Herodotus looked confused, and his face must have shown it.

"You have seen Tony Randall in The 7 Faces of Dr. Lao," Polly half-asked. When Herodotus shook his head, she continued, "Oh, you must! George Pal directed, Charles Beaumont script. It's a film that deserves beatification."

Then she returned to the matter at hand. "Acrobatics gives me a good workout and helps me keep the girlish figure you've been admiring when you thought I wasn't looking."

Herodotus blushed, but there was only pride in Polly's tone as she said, "Watch this."

There was a rope beside the trapeze, and Polly climbed a few feet up it until she could reach the bar, then transferred over. She started swinging back and forth, gathering momentum, until with one smooth motion she did a backflip that hooked her knees over the bar. She pulled herself first into a sitting position, then further up until she was standing legs apart on the bar. Herodotus started to clap, but she shushed him. "Oh, that's nothing," she said, the faintest touch of testiness to her voice. "Please hold your applause until the end of the act."

Leaning forward, she started to fall while, at the same time, bending at the waist and gripping the trapeze bar with both hands. Her momentum carried her around the bar one full turn, at which point she spread her legs upward until she was doing a handstand on the bar. She posed there, rock steady, for a good fifteen seconds, then suddenly let go and dropped straight down until, at the last instant, she caught her ankles at the ends of the trapeze bar where the ropes held it up. Then she slowly moved her left leg to the side, so her entire body was dangling simply by her right ankle.

She maintained that pose for another few seconds, just to prove it wasn't a fluke, then effortlessly bent upward and grasped the bar with her hands again. She leaned forward and back, using her body as a counterweight to start the trapeze swinging. The pendulum swings increased back and forth, higher with each successive arc. Then, at the apex of one swing, she let go and flew through the air. Her body quickly curled in and she did two complete revolutions before straightening out again and landing without a wobble in the center of the nearby tightrope.

"No applause," she reminded him, "but a small gasp of astonishment might be in order."

She didn't wait, though, but started walking back and forth along the length of the wire, moving as surely as though she were on solid ground. She moved to the center of the wire, bent her knees and did a backflip, then a second, then a third--each time landing confidently on her feet.

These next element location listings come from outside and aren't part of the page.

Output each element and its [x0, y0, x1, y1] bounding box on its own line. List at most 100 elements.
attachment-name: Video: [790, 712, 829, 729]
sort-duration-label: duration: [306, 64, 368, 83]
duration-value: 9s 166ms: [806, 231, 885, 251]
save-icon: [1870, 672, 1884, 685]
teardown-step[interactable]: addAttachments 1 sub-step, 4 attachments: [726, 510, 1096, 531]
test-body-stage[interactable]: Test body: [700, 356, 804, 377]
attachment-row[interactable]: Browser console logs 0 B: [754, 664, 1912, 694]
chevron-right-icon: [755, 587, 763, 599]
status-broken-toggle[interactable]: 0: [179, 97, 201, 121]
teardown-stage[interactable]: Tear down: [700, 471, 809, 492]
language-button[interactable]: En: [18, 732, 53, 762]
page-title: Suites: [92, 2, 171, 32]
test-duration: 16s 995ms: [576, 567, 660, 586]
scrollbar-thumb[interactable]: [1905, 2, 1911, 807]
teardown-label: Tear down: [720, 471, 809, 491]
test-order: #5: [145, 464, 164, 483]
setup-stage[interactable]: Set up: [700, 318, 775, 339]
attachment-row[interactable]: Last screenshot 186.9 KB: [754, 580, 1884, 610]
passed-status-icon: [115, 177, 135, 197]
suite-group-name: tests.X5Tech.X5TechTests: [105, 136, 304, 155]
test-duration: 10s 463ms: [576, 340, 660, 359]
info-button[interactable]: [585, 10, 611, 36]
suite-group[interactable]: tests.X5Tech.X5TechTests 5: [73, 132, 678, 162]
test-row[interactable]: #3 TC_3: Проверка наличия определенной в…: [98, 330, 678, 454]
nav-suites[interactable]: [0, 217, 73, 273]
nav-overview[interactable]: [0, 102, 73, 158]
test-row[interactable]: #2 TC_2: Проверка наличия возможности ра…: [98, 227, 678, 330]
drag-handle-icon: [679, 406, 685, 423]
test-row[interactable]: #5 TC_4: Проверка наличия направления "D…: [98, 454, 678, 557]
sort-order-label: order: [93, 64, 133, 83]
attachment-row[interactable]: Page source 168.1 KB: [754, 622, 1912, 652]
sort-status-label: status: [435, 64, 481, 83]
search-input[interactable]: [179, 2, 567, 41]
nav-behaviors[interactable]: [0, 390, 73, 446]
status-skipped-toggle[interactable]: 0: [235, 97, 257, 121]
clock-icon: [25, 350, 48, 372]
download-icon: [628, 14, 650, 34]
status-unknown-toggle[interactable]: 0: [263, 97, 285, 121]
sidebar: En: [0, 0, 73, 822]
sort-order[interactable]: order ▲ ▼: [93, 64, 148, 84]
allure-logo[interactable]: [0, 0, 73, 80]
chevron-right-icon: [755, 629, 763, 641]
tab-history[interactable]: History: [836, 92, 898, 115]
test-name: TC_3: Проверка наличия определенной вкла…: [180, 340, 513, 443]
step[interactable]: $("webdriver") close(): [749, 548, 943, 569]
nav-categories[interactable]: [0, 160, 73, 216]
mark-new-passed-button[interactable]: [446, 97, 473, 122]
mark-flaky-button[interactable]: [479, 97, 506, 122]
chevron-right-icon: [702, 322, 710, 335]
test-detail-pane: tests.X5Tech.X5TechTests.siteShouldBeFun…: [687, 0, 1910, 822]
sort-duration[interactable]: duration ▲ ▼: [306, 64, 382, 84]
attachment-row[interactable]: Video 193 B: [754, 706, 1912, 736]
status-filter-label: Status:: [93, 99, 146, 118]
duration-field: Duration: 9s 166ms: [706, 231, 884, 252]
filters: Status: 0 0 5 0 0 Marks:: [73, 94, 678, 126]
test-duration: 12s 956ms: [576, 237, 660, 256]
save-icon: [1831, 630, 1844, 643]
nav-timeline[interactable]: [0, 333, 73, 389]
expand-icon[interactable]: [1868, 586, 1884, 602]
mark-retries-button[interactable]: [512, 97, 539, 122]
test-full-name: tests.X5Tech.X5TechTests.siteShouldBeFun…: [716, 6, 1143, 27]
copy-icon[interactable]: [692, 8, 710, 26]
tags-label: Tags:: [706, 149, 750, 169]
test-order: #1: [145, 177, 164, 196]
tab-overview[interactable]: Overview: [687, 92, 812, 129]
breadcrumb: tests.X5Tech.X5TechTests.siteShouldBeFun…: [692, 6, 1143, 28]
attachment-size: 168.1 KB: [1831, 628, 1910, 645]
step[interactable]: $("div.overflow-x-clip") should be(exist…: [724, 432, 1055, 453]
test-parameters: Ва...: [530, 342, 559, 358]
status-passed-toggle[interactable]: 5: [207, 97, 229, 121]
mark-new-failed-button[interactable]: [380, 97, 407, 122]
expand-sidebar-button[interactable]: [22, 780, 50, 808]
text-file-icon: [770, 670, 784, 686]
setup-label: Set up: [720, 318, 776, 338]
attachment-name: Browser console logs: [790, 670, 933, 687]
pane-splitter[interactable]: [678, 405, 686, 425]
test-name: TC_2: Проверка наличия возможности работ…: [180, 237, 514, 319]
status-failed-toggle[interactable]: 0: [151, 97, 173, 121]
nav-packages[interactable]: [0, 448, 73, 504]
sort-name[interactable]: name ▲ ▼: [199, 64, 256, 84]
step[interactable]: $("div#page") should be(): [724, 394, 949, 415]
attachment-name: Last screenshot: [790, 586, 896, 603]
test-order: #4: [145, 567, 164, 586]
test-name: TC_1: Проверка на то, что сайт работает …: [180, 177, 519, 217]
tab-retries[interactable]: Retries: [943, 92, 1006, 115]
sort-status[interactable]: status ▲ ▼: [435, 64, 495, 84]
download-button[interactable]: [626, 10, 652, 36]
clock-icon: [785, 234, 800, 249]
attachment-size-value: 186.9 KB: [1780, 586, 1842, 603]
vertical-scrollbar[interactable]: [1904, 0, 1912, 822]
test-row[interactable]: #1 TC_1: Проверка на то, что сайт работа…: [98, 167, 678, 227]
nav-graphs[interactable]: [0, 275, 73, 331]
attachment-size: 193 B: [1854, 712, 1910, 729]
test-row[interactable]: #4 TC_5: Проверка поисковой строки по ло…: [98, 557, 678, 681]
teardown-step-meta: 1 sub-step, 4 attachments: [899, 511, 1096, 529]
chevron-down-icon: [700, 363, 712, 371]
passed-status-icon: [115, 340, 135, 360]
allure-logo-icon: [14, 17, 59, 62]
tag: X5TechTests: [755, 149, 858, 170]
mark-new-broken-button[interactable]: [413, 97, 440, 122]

"Now comes the time for audience participation," she said. "There's a unicycle over there. Could you get it and hand it up to me, please?"

Herodotus went and got the unicycle, then handed it to her. She didn't bother to thank him, just balanced the wheel on the wire and mounted it delicately, then cycled back and forth twice from one end of the wire to the other.

After pedaling back to the center of the wire, she remained balancing there and said, "Now bring me that stick and that plate over there." Herodotus did so.

The stick was about three feet long and half an inch in diameter. She grabbed it about halfway up, put the plate on top of it and started the plate spinning. She pushed the rim with her hand, getting it going faster and faster. When she deemed it was at the proper speed, she grabbed the pole with both hands, leaned her head back, and carefully balanced the stick on her forehead. She took her hands away and held them out at both sides. Then she started cycling forward and back along the wire.

"This is where I impart to you the great secret of the universe," she said, never taking her eyes from the plate. "All the wisdom of the ancients boiled down to a single word: Balance. Stay in balance and the world's your oyster. Assuming you like oysters, that is, otherwise the whole metaphor's worthless."